World Bulletin / News Desk
Netherlands on Thursday announced suspending all programs it had agreed to work on with the government of South Sudan to help build the young nation, including investing in government institutions, security and capacity-building for South Sudanese officials.
"Yesterday I spoke to the minister of cabinet affairs to tell him about my disappointment of lack of progress in the peace talks in Addis Ababa," Dutch Minister for Foreign Trade and Development Cooperation Lillanne Ploumen told a press briefing at the Netherlands embassy in Juba.
"I informed him that we will continue to remain committed to the people of South Sudan but we have decided to stop at this point the programs that we have with the central government of South Sudan because again we feel the government and the opposition should put more weight behind the peace process and should show more progress in the peace process," she said.
South Sudan has been shaken by violence since last December, when President Salva Kiir accused Riek Machar, his sacked vice president, of plotting to overthrow his regime.

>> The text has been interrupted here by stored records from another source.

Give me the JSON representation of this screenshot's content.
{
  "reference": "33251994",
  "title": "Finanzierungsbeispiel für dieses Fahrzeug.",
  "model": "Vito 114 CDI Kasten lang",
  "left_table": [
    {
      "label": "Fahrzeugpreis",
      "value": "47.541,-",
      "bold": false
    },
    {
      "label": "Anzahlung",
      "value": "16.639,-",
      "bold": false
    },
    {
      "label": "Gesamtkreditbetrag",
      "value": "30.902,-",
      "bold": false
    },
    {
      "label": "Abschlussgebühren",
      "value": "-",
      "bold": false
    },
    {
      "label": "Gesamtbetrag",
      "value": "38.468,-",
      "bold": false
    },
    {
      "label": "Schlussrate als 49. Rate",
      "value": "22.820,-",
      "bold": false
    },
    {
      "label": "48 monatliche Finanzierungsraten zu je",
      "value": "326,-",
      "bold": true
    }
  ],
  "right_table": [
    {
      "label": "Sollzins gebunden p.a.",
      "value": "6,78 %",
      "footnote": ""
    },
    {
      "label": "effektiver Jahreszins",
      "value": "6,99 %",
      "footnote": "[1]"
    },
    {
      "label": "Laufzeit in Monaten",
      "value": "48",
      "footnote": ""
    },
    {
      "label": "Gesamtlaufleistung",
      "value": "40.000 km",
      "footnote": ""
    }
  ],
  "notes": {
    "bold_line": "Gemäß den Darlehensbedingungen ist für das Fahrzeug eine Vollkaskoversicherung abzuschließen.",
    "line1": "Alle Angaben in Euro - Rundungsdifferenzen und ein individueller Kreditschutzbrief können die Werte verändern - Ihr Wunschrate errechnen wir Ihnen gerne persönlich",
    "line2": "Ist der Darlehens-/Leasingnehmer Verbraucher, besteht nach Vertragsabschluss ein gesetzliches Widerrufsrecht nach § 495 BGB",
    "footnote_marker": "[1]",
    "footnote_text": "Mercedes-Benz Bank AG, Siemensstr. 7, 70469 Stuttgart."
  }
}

Hundreds of thousands of South Sudanese have since been displaced in fighting between the two rivals, which has led to an increasingly dire humanitarian crisis for large swathes of the population.
In recent months, the warring camps have held on-again, off-again peace talks in Addis Ababa under the auspices of IGAD, a Djibouti-based East African trade bloc.
Representatives of both sides are currently in the Ethiopian capital to discuss means of implementing a June agreement to draw up a transitional government.
"Yesterday I visited Malakal," said Ploumen.
"Emphatically I cannot say the town of Malakal because it has been looted, destroyed and as a consequence deserted," she added.
"The people of Malakal had to flee to the UNMISS compound and to other areas in the region and I am very much saddened by what we saw," said the Dutch minister.
She, however, pointed that her government will continue assisting the needs of the affected people of South Sudan.
"That means that we are contributing to the relief operations going on by the agencies," she said. "We will also continue to work with different organizations to provide for the vulnerable people."